Lewis Hamilton has broken the Abu Dhabi track records to claim his fifth pole position of 2019 in the final grand prix of the year.
Mercedes was in a class of its own during qualifying, and Hamilton’s pole lap of 1 minute 34.779 seconds was enough to break the previous best at the Yas Marina Circuit by 0.015 seconds.
More remarkable still is that this is Hamilton’s first pole in nine races, his longest pole drought since 2011, and the world champion paid tribute to the team in helping him break the streak.
“It’s been such a long slog trying to get this pole position,” he said. “We just kept our heads down, continuing to try.
“I managed to really dial in the car with great work from the engineers — the mechanics continue to do a great job.
“It’s been a special car and it’s the last time I’ll get to qualify with it, so I’m glad I did it proud today.”
Valtteri Bottas qualified second in the sister Mercedes but will start from the back of the grid with a string of power unit penalties after the Finn’s motor failed during the Brazilian Grand Prix.
Bottas was forced to install a new unit for Friday practice, and a hydraulic leak discovered overnight required a second new unit be adopted on Saturday, guaranteeing his start from 20th place.
“I believe anything is possible,” he said, daring to dream of a podium finish. “We have a good car and some days it’s even better than Saturdays for us. We’ll give it all.”
Red Bull Racing’s Max Verstappen qualified third and will inherit a front-row start from the penalised Bottas, but the Dutchman lamented that 0.360 seconds off pole was the most possible from the RB15.
“I think today was the best we could do,” he said. “We all know that Mercedes is quite dominant here.
“I think still a lot of chances for tomorrow, then we’ll see what happens. We’ll just wait and see what happens tomorrow.”
The Ferrari drivers were never in contention for pole, qualifying fourth and fifth around half a second off the pace.
Charles Leclerc beat Sebastian Vettel for position on the grid despite failing to set a second flying lap at the end of qualifying, mistiming his run and taking the chequered flag by mistake.
The Monegasque appeared to blame the German for ruining his qualifying via team radio, complaining that his teammate had backed him up, while Vettel appeared to be slowing to create space between the similarly tardy Alex Albon ahead, the Thai driver going on to qualify sixth.
Lando Norris was best of the midfield in seventh, outqualifying teammate Carlos Sainz to claim the McLaren intra-team qualifying head-to-head 11 races to 10 in his rookie F1 campaign.

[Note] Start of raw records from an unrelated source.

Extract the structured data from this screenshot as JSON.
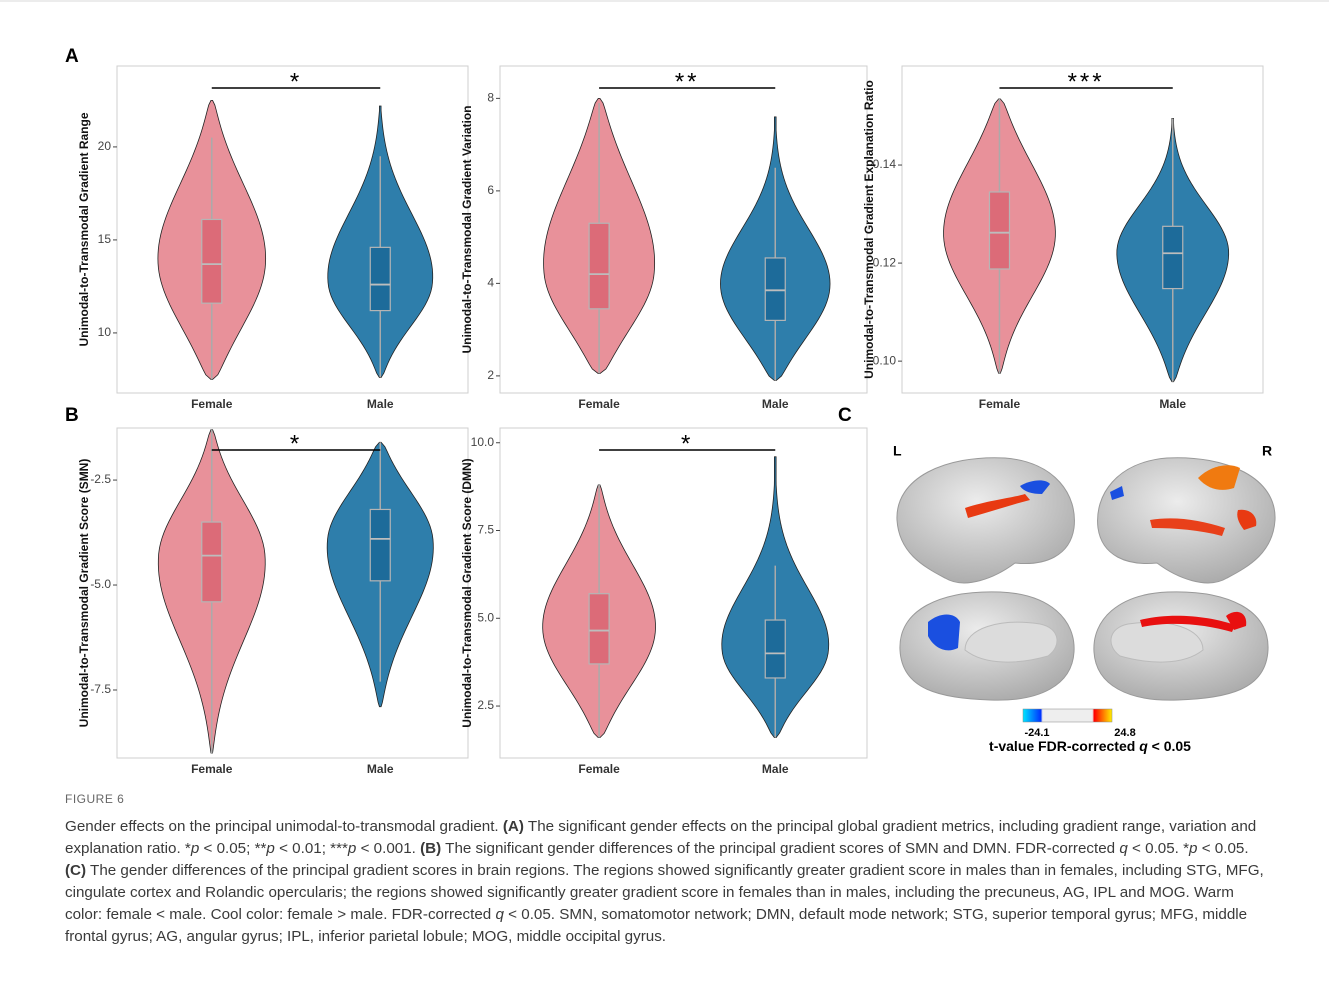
{
  "figure": {
    "panel_labels": [
      "A",
      "B",
      "C"
    ],
    "brain": {
      "hemisphere_labels": [
        "L",
        "R"
      ],
      "colorbar": {
        "min": -24.1,
        "max": 24.8
      },
      "colorbar_caption": [
        {
          "text": "t-value  FDR-corrected "
        },
        {
          "text": "q",
          "style": "i"
        },
        {
          "text": " < 0.05"
        }
      ]
    },
    "caption": {
      "label": "FIGURE 6",
      "runs": [
        {
          "text": "Gender effects on the principal unimodal-to-transmodal gradient. "
        },
        {
          "text": "(A)",
          "style": "b"
        },
        {
          "text": " The significant gender effects on the principal global gradient metrics, including gradient range, variation and explanation ratio. *"
        },
        {
          "text": "p",
          "style": "i"
        },
        {
          "text": " < 0.05; **"
        },
        {
          "text": "p",
          "style": "i"
        },
        {
          "text": " < 0.01; ***"
        },
        {
          "text": "p",
          "style": "i"
        },
        {
          "text": " < 0.001. "
        },
        {
          "text": "(B)",
          "style": "b"
        },
        {
          "text": " The significant gender differences of the principal gradient scores of SMN and DMN. FDR-corrected "
        },
        {
          "text": "q",
          "style": "i"
        },
        {
          "text": " < 0.05. *"
        },
        {
          "text": "p",
          "style": "i"
        },
        {
          "text": " < 0.05. "
        },
        {
          "text": "(C)",
          "style": "b"
        },
        {
          "text": " The gender differences of the principal gradient scores in brain regions. The regions showed significantly greater gradient score in males than in females, including STG, MFG, cingulate cortex and Rolandic opercularis; the regions showed significantly greater gradient score in females than in males, including the precuneus, AG, IPL and MOG. Warm color: female < male. Cool color: female > male. FDR-corrected "
        },
        {
          "text": "q",
          "style": "i"
        },
        {
          "text": " < 0.05. SMN, somatomotor network; DMN, default mode network; STG, superior temporal gyrus; MFG, middle frontal gyrus; AG, angular gyrus; IPL, inferior parietal lobule; MOG, middle occipital gyrus."
        }
      ]
    }
  },
  "chart_data": [
    {
      "type": "violin",
      "ylabel": "Unimodal-to-Transmodal Gradient Range",
      "significance": "*",
      "categories": [
        "Female",
        "Male"
      ],
      "ylim": [
        6.77,
        24.35
      ],
      "yticks": [
        10,
        15,
        20
      ],
      "groups": [
        {
          "color": "#e8919a",
          "box_color": "#dc6b78",
          "min": 7.5,
          "max": 22.5,
          "whisker_low": 7.5,
          "whisker_high": 20.5,
          "q1": 11.6,
          "median": 13.7,
          "q3": 16.1
        },
        {
          "color": "#2e7eab",
          "box_color": "#1d6b9a",
          "min": 7.6,
          "max": 22.2,
          "whisker_low": 7.6,
          "whisker_high": 19.5,
          "q1": 11.2,
          "median": 12.6,
          "q3": 14.6
        }
      ]
    },
    {
      "type": "violin",
      "ylabel": "Unimodal-to-Transmodal Gradient Variation",
      "significance": "**",
      "categories": [
        "Female",
        "Male"
      ],
      "ylim": [
        1.63,
        8.7
      ],
      "yticks": [
        2,
        4,
        6,
        8
      ],
      "groups": [
        {
          "color": "#e8919a",
          "box_color": "#dc6b78",
          "min": 2.05,
          "max": 8.0,
          "whisker_low": 2.05,
          "whisker_high": 7.9,
          "q1": 3.45,
          "median": 4.2,
          "q3": 5.3
        },
        {
          "color": "#2e7eab",
          "box_color": "#1d6b9a",
          "min": 1.9,
          "max": 7.6,
          "whisker_low": 1.9,
          "whisker_high": 6.5,
          "q1": 3.2,
          "median": 3.85,
          "q3": 4.55
        }
      ]
    },
    {
      "type": "violin",
      "ylabel": "Unimodal-to-Transmodal Gradient Explanation Ratio",
      "significance": "***",
      "categories": [
        "Female",
        "Male"
      ],
      "ylim": [
        0.0935,
        0.1602
      ],
      "yticks": [
        {
          "value": 0.1,
          "label": "0.10"
        },
        {
          "value": 0.12,
          "label": "0.12"
        },
        {
          "value": 0.14,
          "label": "0.14"
        }
      ],
      "groups": [
        {
          "color": "#e8919a",
          "box_color": "#dc6b78",
          "min": 0.0975,
          "max": 0.1535,
          "whisker_low": 0.0975,
          "whisker_high": 0.1535,
          "q1": 0.1188,
          "median": 0.1262,
          "q3": 0.1345
        },
        {
          "color": "#2e7eab",
          "box_color": "#1d6b9a",
          "min": 0.0958,
          "max": 0.1495,
          "whisker_low": 0.0958,
          "whisker_high": 0.1495,
          "q1": 0.1148,
          "median": 0.122,
          "q3": 0.1275
        }
      ]
    },
    {
      "type": "violin",
      "ylabel": "Unimodal-to-Transmodal Gradient Score (SMN)",
      "significance": "*",
      "categories": [
        "Female",
        "Male"
      ],
      "ylim": [
        -9.12,
        -1.26
      ],
      "yticks": [
        -2.5,
        {
          "value": -5,
          "label": "-5.0"
        },
        -7.5
      ],
      "groups": [
        {
          "color": "#e8919a",
          "box_color": "#dc6b78",
          "min": -9.0,
          "max": -1.3,
          "whisker_low": -9.0,
          "whisker_high": -1.3,
          "q1": -5.4,
          "median": -4.3,
          "q3": -3.5
        },
        {
          "color": "#2e7eab",
          "box_color": "#1d6b9a",
          "min": -7.9,
          "max": -1.6,
          "whisker_low": -7.3,
          "whisker_high": -1.6,
          "q1": -4.9,
          "median": -3.9,
          "q3": -3.2
        }
      ]
    },
    {
      "type": "violin",
      "ylabel": "Unimodal-to-Transmodal Gradient Score (DMN)",
      "significance": "*",
      "categories": [
        "Female",
        "Male"
      ],
      "ylim": [
        1.02,
        10.42
      ],
      "yticks": [
        2.5,
        {
          "value": 5,
          "label": "5.0"
        },
        7.5,
        {
          "value": 10,
          "label": "10.0"
        }
      ],
      "groups": [
        {
          "color": "#e8919a",
          "box_color": "#dc6b78",
          "min": 1.6,
          "max": 8.8,
          "whisker_low": 1.6,
          "whisker_high": 8.8,
          "q1": 3.7,
          "median": 4.65,
          "q3": 5.7
        },
        {
          "color": "#2e7eab",
          "box_color": "#1d6b9a",
          "min": 1.6,
          "max": 9.6,
          "whisker_low": 1.6,
          "whisker_high": 6.5,
          "q1": 3.3,
          "median": 4.0,
          "q3": 4.95
        }
      ]
    }
  ]
}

Renault’s Daniel Ricciardo split the pair by qualifying eighth, with Sainz ninth ahead of Nico Hulkenberg in his final F1 qualifying session in 10th.
The battle in Q2 was tight, with Racing Point’s Sergio Perez the quickest driver to be eliminated, missing out on progression by just 0.2 seconds.

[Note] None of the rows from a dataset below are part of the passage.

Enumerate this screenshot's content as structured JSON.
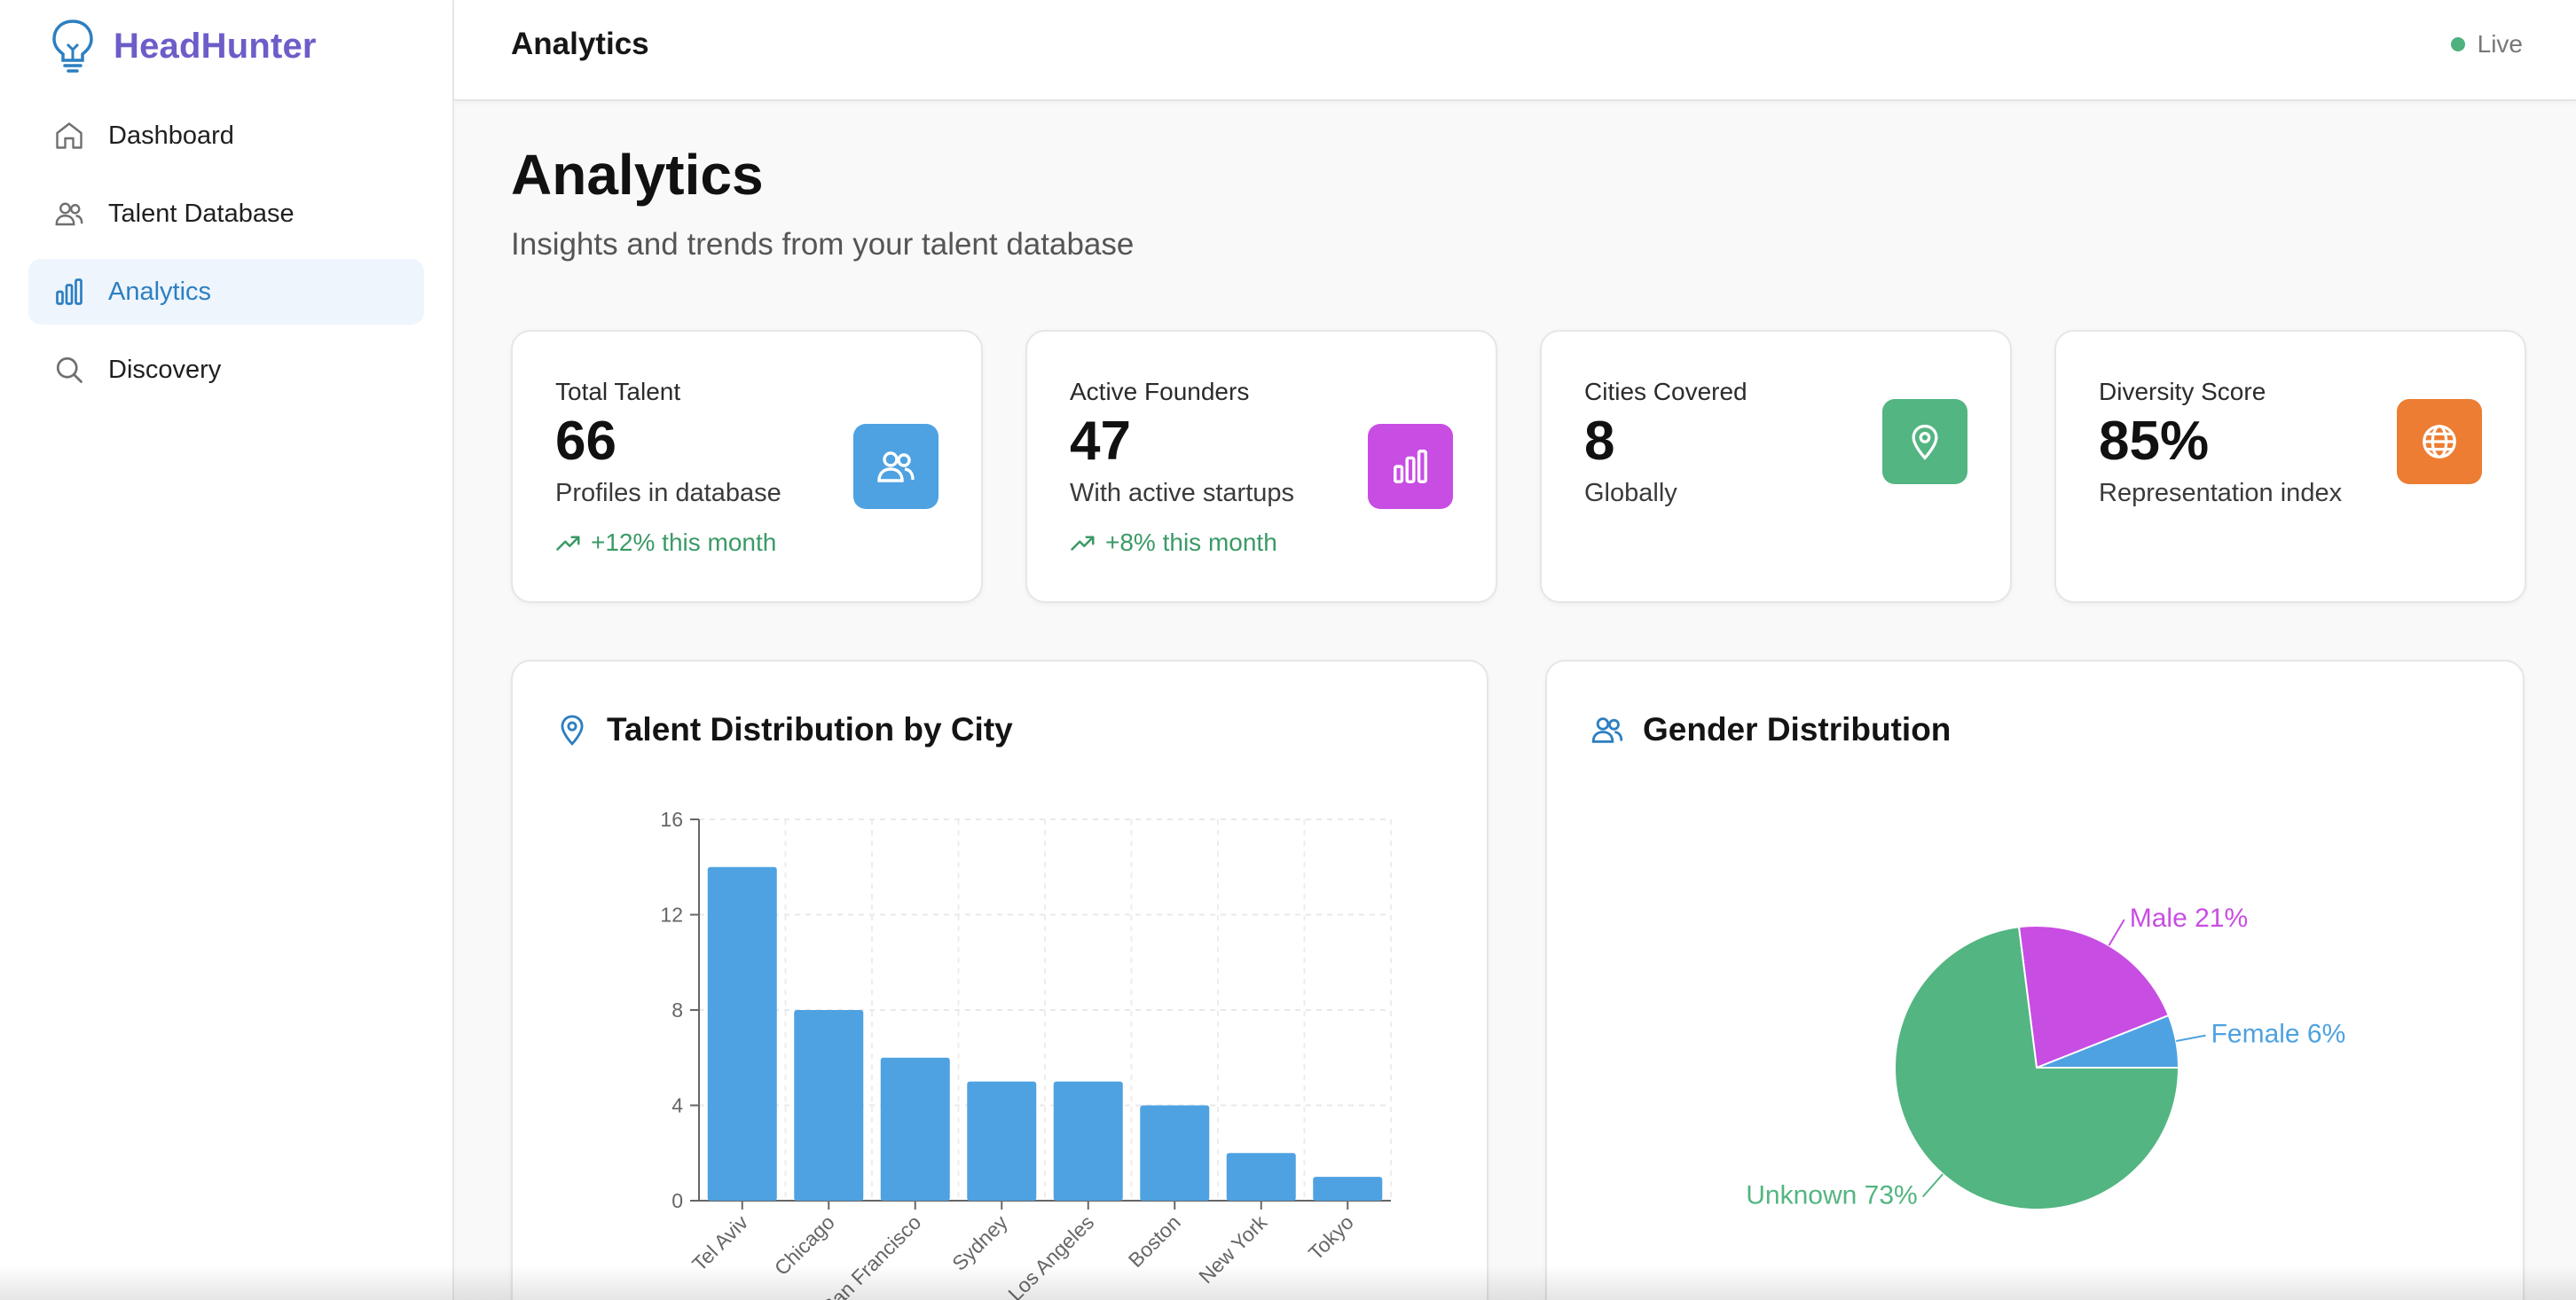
{
  "sidebar": {
    "brand": "HeadHunter",
    "items": [
      {
        "label": "Dashboard",
        "icon": "home-icon",
        "active": false
      },
      {
        "label": "Talent Database",
        "icon": "users-icon",
        "active": false
      },
      {
        "label": "Analytics",
        "icon": "bar-chart-icon",
        "active": true
      },
      {
        "label": "Discovery",
        "icon": "search-icon",
        "active": false
      }
    ]
  },
  "topbar": {
    "title": "Analytics",
    "status": "Live"
  },
  "page": {
    "title": "Analytics",
    "subtitle": "Insights and trends from your talent database"
  },
  "stats": [
    {
      "label": "Total Talent",
      "value": "66",
      "desc": "Profiles in database",
      "trend": "+12% this month",
      "icon": "users-icon",
      "color": "#4ea2e1"
    },
    {
      "label": "Active Founders",
      "value": "47",
      "desc": "With active startups",
      "trend": "+8% this month",
      "icon": "bar-chart-icon",
      "color": "#c84de3"
    },
    {
      "label": "Cities Covered",
      "value": "8",
      "desc": "Globally",
      "trend": "",
      "icon": "map-pin-icon",
      "color": "#53b581"
    },
    {
      "label": "Diversity Score",
      "value": "85%",
      "desc": "Representation index",
      "trend": "",
      "icon": "globe-icon",
      "color": "#ec7d32"
    }
  ],
  "city_panel": {
    "title": "Talent Distribution by City",
    "icon": "map-pin-icon"
  },
  "gender_panel": {
    "title": "Gender Distribution",
    "icon": "users-icon"
  },
  "chart_data": [
    {
      "type": "bar",
      "categories": [
        "Tel Aviv",
        "Chicago",
        "San Francisco",
        "Sydney",
        "Los Angeles",
        "Boston",
        "New York",
        "Tokyo"
      ],
      "values": [
        14,
        8,
        6,
        5,
        5,
        4,
        2,
        1
      ],
      "ylim": [
        0,
        16
      ],
      "yticks": [
        0,
        4,
        8,
        12,
        16
      ],
      "grid": true,
      "color": "#4ea2e1"
    },
    {
      "type": "pie",
      "slices": [
        {
          "label": "Male 21%",
          "value": 21,
          "color": "#c84de3"
        },
        {
          "label": "Female 6%",
          "value": 6,
          "color": "#4ea2e1"
        },
        {
          "label": "Unknown 73%",
          "value": 73,
          "color": "#53b581"
        }
      ]
    }
  ]
}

Behind the Mexican in 11th qualified Toro Rosso’s Pierre Gasly in 12th, the Frenchman only 0.035 seconds further back in 12th.

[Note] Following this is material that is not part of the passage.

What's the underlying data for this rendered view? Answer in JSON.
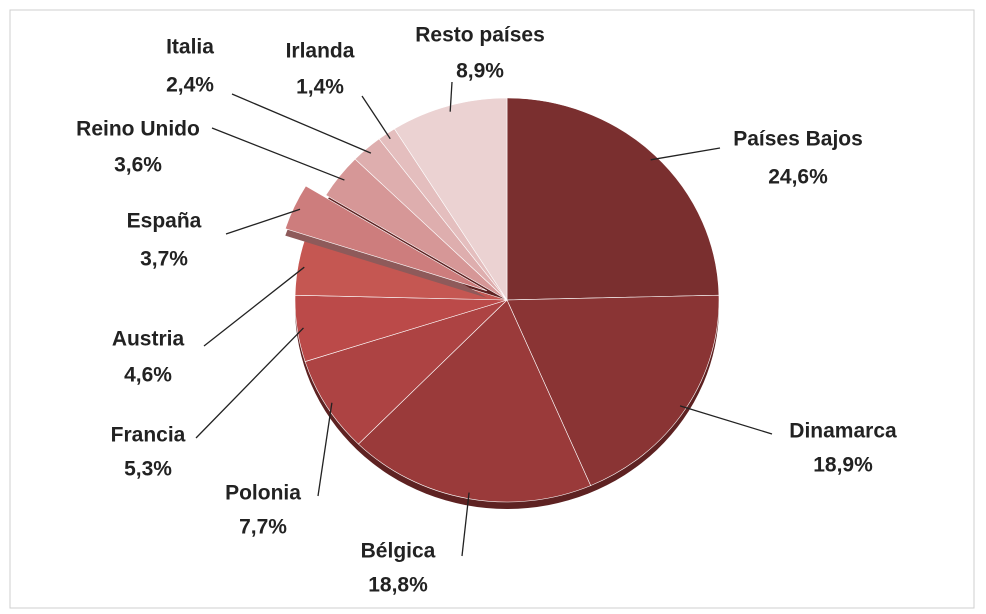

Their teammates qualified 13th and 14th respectively, with Lance Stroll beating Daniil Kvyat to 13th and 14th, while Haas’s Kevin Magnussen qualified 15th.
Romain Grosjean was beaten to a Q2 berth by 0.3 seconds at the hands of Haas teammate Magnussen, compounding a difficult weekend for the Frenchman. A crash with Bottas during practice forced him to use an alternative specification car, which on Saturday he complained lacked grip.
Then, when Grosjean was leaving the pits to set his final flying lap, he was cut off by Toro Rosso’s Kvyat exiting his garage, forcing the Haas driver into evasive action to avoid a collision.
The stewards were set to rule on the near-miss at the end of the session.
Antonio Giovinazzi beat Alfa Romeo teammate Kimi Raikkonen to 18th and 18th, while George Russell confirmed a perfect qualifying record against outgoing Williams teammate Robert Kubica, beating him in all 21 Saturday sessions this season.